“Le avventure di Pinocchio” di Carlo Collodi

“Le avventure di Pinocchio” di Carlo Collodi, 1883 (ed Mondadori 2001)

“Le avventure di Pinocchio” è un romanzo che oggi chiameremmo fantasy per ragazzi, uscito a puntate per la prima metà fra il 1881 e il 1882 e pubblicato nel 1883 in volume. Io ho letto un’edizione Mondadori del 2001 illustrata da Nicoletta Ceccoli, che propone il testo del 1883, “l’unico testo sicuramente rivisto da Carlo Collodi”, ammodernando solamente la grafia per esempio trasformando le j in i.

Trama de “Le avventure di Pinocchio”

Tutto comincia quando Mastro ciliegia dà a mastro Geppetto un ceppo di legno e lui decide di farne un burattino. Succede che questo burattino si mette a parlare e a muoversi di vita propria. Provoca subito guai: a causa sua, mastro Geppetto finisce in prigione per mesi, e poi in fondo al mare.

Rimasto allo sbando, Pinocchio si accompagna spesso alle persone sbagliate, viene da loro imbrogliato, ma piano piano, anche grazie alla mano buona della Fata dai capelli turchini, inizia ad ascoltare la voce della sua coscienza e a maturare.

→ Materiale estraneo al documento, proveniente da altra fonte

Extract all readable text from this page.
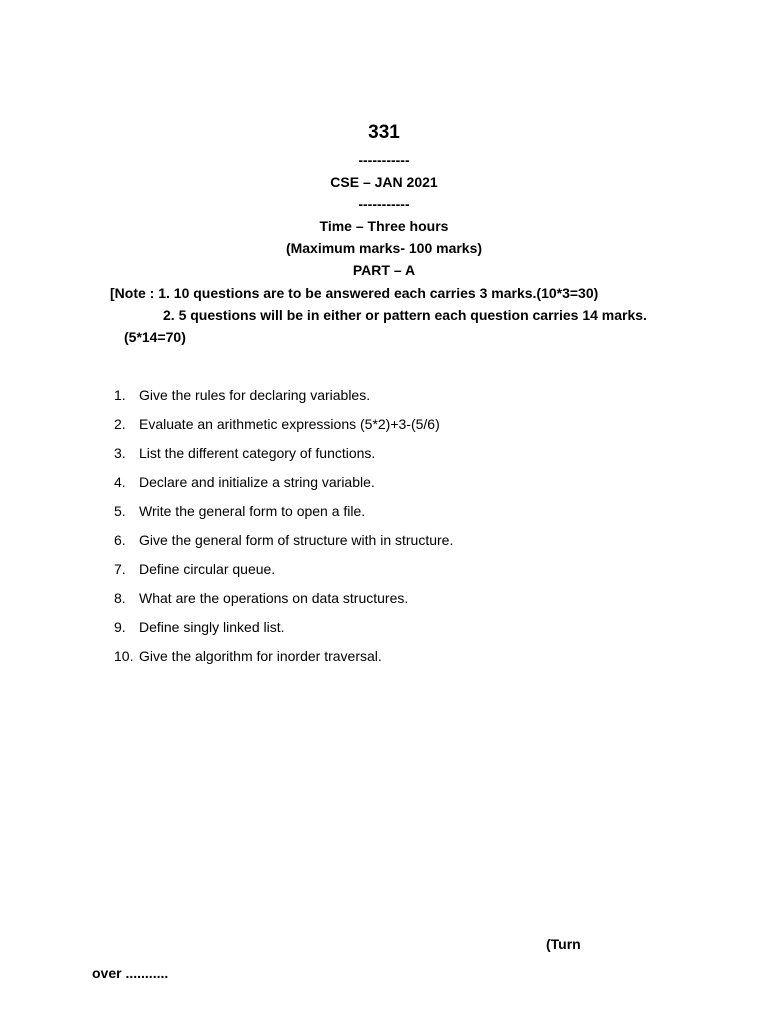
331
-----------
CSE – JAN 2021
-----------
Time – Three hours
(Maximum marks- 100 marks)
PART – A
[Note : 1. 10 questions are to be answered each carries 3 marks.(10*3=30)
2. 5 questions will be in either or pattern each question carries 14 marks.
(5*14=70)
1. Give the rules for declaring variables.
2. Evaluate an arithmetic expressions (5*2)+3-(5/6)
3. List the different category of functions.
4. Declare and initialize a string variable.
5. Write the general form to open a file.
6. Give the general form of structure with in structure.
7. Define circular queue.
8. What are the operations on data structures.
9. Define singly linked list.
10. Give the algorithm for inorder traversal.
(Turn
over ...........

Il suo obiettivo è diventare un bambino vero… Chissà se ci riuscirà…….?

Punti di forza

Lo dico dal punto di vista dell’adulto: che forza, questo Pinocchio! Che semplicità e che verità nell’accorgersi dei suoi errori! Mi è piaciuto molto come vengono trattati temi come l’obbedienza ai genitori e la necessità di essere assertivi per non farsi sviare dalle cattive compagnie. Sarà una posizione di comodo, ma l’ho adorato! Ho trovato perfino utile quando, ogni tanto, Pinocchio riassume le sue avventure precedenti: sicuramente un’esigenza narrativa, visto che inizialmente il libro è uscito a puntate, ma ne beneficia anche la memoria di un bambino.

Collodi inoltre non si perde in descrizioni inutili, è sempre molto scattante. Ha uno stile molto colloquiale e mi è piaciuto vederlo indugiare nel toscanaccio: mi sono divertita a leggerlo ad alta voce e ad aspirare le “c” di tutte le battute di Pinocchio.

Mi è impossibile giudicare negativamente dal punto di vista tecnico i piccoli episodi che sembrano buttati lì, come l’incontro con il serpente che si mette a ridere fino a quando non scoppia, perché ormai fanno parte di un immaginario collettivo intoccabile, anche se non sono stati resi immortali dalle versioni cinematografiche più famose.

Però, però, però…

Certo, il linguaggio del “Pinocchio” originale è ottocentesco e diverse espressioni sono caduti in disuso. Leggendolo a mio figlio di sette anni, mi è venuto ogni tanto da togliere qualche ostacolo, come sostituire “mise” a “messe” (il passato remoto di mettere) o qualche desinenza un po’ strana. Nello stesso tempo mi figuravo la sua percezione se lo avesse letto da solo. Penso che a questa età sia più comprensibile da ascoltare, perché si può esercitare meglio la comprensione globale e può essere l’adulto a modulare la velocità in passaggi più ostici ma poco funzionali.

A seconda delle sensibilità, c’è inoltre da superare un piccolo ostacolo, che è quell’abitudine tutta ottocentesca di riassumere il contenuto del capitolo nel titolo, anche anticipando momenti di climax emotivamente importanti. Io preferivo lasciare a mio figlio il gusto della scoperta e quindi a metà libro ho smesso di leggere le anticipazioni.

Peccato per la fine un po’ frettolosa.

Tuttavia, per la maggior parte del tempo questo bel romanzo è stato perfettamente comprensibile, anche grazie alla sua struttura divisa in episodi, abbastanza brevi. “Pinocchio” è da leggere: considerate che non ha neanche quel pathos stucchevole e sorpassato del suo coevo “Cuore” (1886). Ne sarete deliziati.